The panellists shared the current difficulties they are facing, the key challenges of the future, and how they are overcoming barriers to sustainable investing, which included balancing the different operational priorities of various frameworks now applicable to ESG investment across Europe. The overarching consensus was that compliance was necessary but the surfeit of different jurisdictions bringing their own recommendations and rules was creating a headache for even the most operationally well-resourced and pro-ESG investors. 

“There are tonnes of initiatives in the market to standardise this as well as the regulatory developments such as the naming guidelines from the European Securities and Markets Authority (ESMA) and so forth,” said Johannes Böhm, Senior ESG Data Analyst, Union Investments. “So, complexity is increasing, but then also from the customer side — I’m talking especially from the institutional side — complexity and demand is increasing for certain requirements these days.” 

Böhm said from the institutional side that there was almost no mandate that hasn’t got an ESG requirement to it now and that they all differ. “Complexity is increasing and sustainability and ESG are unclear terms,” he said. “We are up for the challenge, but it’s resource intensive. We are pouring a lot of resources into that, and, at the end of the day, we will look at what makes most sense for us because we have our dedicated sustainable investment approach, we have our clear beliefs in terms of what belongs in a sustainable mandate and what doesn’t belong in a sustainable mandate.” 

He added that there was an element of keeping up with the industry as well as working on your own core beliefs. “[We’ll] match that, and we cross check that and to some extent if there are certain, let’s say market initiatives or labels that we feel are not helpful, then we will stick with our own standards as long as they can comply with regulatory requirements,” he said. 

Thomas Roulland Director, Head of Sustainability Standards & Analytics at Allianz Global Investors, said he wanted to focus on the wider effects and viewpoint around the discussion. This was because “we’re not only looking at the FNG label or the BVI concept, but also to what is currently being done on the UK Sustainable Disclosure Requirements (SDR), [and the French financial market regulator, The Autorité des Marchés Financiers] AMF”. These points were all connected and must be treated to some extent as effects of the same issue. 

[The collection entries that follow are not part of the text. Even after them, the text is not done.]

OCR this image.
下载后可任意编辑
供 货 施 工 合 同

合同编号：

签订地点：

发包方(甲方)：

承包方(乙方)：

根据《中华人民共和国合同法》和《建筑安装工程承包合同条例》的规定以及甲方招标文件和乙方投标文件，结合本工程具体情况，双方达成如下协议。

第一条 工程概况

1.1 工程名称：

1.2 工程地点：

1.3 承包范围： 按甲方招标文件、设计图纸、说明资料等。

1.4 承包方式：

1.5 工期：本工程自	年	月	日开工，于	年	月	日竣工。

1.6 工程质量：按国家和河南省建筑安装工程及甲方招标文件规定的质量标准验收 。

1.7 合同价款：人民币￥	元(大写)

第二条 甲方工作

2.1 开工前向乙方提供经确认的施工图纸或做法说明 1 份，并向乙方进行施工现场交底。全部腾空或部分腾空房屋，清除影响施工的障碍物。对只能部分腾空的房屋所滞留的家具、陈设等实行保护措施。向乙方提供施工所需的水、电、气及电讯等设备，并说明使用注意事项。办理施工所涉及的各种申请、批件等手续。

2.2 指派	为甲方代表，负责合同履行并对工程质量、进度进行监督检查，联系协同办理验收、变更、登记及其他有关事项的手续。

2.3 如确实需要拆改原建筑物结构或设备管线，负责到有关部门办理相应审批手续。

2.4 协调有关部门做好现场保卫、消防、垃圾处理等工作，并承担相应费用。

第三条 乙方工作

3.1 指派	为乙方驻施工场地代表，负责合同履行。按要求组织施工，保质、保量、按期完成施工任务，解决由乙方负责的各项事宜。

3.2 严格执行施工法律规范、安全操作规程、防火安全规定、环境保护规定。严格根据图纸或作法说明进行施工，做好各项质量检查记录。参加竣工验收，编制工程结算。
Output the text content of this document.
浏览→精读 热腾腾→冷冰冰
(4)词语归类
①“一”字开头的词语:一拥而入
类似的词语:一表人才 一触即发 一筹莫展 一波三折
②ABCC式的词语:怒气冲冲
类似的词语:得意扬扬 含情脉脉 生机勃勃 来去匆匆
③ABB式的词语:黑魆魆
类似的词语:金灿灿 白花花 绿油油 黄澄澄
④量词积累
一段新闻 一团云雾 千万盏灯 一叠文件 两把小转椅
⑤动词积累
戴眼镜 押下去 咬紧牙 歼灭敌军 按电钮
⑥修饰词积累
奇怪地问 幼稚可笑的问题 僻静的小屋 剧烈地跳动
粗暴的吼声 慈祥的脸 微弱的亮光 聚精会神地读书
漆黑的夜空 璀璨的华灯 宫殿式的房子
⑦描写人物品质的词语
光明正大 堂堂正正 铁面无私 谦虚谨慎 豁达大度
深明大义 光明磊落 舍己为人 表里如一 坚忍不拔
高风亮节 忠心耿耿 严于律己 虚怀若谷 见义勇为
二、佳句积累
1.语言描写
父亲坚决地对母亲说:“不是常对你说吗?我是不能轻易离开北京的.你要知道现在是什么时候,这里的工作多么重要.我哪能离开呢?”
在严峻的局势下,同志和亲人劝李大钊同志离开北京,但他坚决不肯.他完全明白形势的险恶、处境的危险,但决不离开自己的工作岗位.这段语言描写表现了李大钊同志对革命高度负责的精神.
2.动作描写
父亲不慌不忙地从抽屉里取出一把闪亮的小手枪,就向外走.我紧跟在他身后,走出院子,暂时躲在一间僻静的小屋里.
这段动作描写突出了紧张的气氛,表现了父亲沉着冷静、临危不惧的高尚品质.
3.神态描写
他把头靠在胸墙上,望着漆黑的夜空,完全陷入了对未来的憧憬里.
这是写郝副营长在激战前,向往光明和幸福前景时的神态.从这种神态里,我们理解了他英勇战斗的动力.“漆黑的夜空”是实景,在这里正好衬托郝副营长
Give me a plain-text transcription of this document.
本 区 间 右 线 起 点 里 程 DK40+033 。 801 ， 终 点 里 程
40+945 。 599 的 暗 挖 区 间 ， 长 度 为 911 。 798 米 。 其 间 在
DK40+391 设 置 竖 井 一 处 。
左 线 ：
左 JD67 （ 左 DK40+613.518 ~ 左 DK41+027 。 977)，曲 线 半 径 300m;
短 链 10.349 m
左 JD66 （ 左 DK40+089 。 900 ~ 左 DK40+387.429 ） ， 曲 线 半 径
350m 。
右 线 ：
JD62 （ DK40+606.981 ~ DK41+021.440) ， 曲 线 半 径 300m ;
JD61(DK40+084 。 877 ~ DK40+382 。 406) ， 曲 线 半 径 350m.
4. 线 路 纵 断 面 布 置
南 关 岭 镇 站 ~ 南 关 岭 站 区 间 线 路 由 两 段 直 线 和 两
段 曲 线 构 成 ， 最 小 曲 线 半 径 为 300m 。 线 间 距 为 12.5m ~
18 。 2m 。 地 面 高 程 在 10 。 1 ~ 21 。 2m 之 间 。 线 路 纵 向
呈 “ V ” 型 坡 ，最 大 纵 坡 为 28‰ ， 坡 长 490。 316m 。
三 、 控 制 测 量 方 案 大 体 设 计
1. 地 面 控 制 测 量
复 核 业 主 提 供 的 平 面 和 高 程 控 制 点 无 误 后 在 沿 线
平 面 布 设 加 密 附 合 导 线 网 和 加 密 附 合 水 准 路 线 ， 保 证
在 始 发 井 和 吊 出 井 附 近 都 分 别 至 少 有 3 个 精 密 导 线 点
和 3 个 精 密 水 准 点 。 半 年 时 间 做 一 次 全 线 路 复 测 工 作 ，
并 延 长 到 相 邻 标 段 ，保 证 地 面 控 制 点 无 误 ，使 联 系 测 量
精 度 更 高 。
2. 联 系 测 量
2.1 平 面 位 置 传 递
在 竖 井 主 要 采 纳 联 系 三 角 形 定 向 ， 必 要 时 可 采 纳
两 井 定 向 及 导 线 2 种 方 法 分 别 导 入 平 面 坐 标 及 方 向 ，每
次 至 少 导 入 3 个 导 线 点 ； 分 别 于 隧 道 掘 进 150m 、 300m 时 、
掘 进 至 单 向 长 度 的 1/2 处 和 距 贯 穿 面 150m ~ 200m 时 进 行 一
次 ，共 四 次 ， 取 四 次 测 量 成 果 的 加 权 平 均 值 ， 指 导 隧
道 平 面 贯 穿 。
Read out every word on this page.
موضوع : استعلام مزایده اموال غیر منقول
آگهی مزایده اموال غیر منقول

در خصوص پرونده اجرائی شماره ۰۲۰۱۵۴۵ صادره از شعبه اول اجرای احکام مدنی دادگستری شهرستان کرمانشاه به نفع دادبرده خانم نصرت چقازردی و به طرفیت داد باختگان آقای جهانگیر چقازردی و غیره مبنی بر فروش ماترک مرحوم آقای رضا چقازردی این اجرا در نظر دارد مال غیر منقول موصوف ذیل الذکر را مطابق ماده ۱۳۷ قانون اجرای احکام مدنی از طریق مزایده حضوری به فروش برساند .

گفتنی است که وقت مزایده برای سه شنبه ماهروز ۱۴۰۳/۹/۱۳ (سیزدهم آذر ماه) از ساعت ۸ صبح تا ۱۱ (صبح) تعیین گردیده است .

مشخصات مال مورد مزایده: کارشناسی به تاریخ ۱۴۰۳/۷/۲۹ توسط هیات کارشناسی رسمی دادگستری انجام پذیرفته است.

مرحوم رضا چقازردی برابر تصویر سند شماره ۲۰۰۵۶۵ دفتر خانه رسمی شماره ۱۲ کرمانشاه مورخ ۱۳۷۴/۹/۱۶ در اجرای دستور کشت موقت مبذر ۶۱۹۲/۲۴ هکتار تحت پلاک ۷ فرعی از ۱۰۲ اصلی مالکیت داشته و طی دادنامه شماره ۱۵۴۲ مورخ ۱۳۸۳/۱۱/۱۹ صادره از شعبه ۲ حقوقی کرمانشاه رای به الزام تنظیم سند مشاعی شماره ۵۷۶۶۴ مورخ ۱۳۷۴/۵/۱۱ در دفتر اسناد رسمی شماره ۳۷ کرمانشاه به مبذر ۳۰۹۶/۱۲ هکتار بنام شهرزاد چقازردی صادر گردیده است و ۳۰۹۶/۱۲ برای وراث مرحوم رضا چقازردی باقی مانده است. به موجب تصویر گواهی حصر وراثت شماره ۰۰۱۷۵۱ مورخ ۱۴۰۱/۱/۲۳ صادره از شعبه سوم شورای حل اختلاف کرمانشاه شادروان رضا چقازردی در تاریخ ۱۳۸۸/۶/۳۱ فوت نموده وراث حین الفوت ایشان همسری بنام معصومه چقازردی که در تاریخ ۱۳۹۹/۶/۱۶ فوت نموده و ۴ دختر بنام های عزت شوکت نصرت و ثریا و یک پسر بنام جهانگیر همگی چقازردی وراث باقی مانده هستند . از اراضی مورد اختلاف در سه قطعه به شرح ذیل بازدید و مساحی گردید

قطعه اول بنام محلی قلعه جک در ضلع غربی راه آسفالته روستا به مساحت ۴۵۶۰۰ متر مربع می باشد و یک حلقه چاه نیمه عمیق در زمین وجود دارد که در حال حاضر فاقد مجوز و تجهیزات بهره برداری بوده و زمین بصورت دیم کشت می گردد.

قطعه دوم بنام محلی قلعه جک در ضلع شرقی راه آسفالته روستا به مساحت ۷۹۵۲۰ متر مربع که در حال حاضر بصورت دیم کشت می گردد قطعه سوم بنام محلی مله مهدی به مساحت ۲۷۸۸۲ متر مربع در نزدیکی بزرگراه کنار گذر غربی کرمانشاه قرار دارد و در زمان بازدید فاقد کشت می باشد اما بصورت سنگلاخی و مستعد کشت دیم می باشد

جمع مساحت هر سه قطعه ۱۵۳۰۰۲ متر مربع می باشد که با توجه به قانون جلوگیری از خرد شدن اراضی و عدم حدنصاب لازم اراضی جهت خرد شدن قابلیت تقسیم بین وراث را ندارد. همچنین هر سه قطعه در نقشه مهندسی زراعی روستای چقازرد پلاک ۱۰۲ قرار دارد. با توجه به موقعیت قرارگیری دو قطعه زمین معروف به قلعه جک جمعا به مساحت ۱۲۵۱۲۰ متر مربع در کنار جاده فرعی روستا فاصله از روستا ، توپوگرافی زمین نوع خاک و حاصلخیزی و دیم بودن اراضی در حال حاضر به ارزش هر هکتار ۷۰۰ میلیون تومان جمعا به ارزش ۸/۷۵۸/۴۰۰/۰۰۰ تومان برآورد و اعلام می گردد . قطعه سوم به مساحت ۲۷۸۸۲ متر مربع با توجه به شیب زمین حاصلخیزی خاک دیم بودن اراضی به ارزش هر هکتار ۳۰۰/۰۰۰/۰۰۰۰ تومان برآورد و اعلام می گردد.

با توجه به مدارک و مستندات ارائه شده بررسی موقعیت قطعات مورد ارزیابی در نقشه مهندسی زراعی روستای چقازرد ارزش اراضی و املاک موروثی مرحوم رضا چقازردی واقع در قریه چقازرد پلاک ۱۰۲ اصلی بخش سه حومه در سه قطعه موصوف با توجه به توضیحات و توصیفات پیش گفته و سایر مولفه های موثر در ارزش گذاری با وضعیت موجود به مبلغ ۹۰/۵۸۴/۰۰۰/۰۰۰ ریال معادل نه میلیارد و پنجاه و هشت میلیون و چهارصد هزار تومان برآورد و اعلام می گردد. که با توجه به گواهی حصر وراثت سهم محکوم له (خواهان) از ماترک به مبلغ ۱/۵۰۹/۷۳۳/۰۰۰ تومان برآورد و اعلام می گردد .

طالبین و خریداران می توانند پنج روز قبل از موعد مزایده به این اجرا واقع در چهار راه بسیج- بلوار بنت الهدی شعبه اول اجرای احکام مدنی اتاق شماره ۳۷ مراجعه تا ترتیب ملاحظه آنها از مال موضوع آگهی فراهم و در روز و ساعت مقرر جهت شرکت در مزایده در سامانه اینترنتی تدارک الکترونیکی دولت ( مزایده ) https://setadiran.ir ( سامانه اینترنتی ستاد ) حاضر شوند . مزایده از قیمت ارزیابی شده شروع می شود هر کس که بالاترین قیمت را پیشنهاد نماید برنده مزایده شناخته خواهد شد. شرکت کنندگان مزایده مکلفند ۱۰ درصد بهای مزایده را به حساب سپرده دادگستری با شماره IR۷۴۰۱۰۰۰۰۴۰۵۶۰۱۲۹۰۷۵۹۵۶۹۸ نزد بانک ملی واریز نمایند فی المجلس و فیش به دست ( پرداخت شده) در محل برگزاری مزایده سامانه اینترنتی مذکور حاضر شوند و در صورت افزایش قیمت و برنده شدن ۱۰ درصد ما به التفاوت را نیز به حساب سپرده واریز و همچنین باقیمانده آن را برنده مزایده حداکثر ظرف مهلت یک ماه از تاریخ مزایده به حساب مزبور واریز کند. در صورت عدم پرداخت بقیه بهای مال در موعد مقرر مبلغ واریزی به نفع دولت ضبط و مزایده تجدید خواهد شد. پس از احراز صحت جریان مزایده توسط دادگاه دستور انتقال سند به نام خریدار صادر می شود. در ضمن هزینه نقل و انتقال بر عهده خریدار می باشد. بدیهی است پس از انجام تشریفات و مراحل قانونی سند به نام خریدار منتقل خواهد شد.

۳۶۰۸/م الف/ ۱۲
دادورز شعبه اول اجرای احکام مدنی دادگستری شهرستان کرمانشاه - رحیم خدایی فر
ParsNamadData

The Forum Nachhaltige Geldanlagen (FNG), the Sustainable Investment Forum (SIF) of the German speaking countries, founded in 2001, is the industry association promoting sustainable investment in Germany, Austria, Liechtenstein, and Switzerland. One of FNG’s objectives is to assure the quality of sustainable investments by constantly improving quality standards for sustainable investment products. The Bundesverband Investment und Asset Management (BVI) is the German fund association, which has developed a joint target market concept with the German Banking Industry and the Derivatives Association (BSW) for sustainable financial products. The concept provides a minimum standard for the German market. 

He said there is an increasing complexity in the market due to a lack of standardisation between those labels or market concepts. “It’s become a real challenge today to create a product that can be sold across all jurisdictions,” he said. “This means we need to have proper resources to track and monitor all those developments, whether sustainability regulatory or labels related.” 

He added the saleability of certain funds was important as “you need to have a selection of funds that will be targeted for a specific market”. “Indeed, it might be difficult for a client, or even for us, to explain that a fund can be sustainable in Germany but not in France, for instance, due to different requirements of Labels/Market concepts,” he said. 

Some in the industry have said this will require more levels of protection in “a gold-plating” model. 

His final point on this complexity and what it meant for investment firms was on the client advisory aspect. “Nowadays, you need to be a sustainability expert to manage those differences, criteria, and requirements. But, from a client perspective, you want simplicity,” he said.  “When it is too complex, clients are less likely to go into that direction. We need to provide a lot of explanation, a lot of advice, and guide them to understand what is happening and what could be the likely impact to their assets.”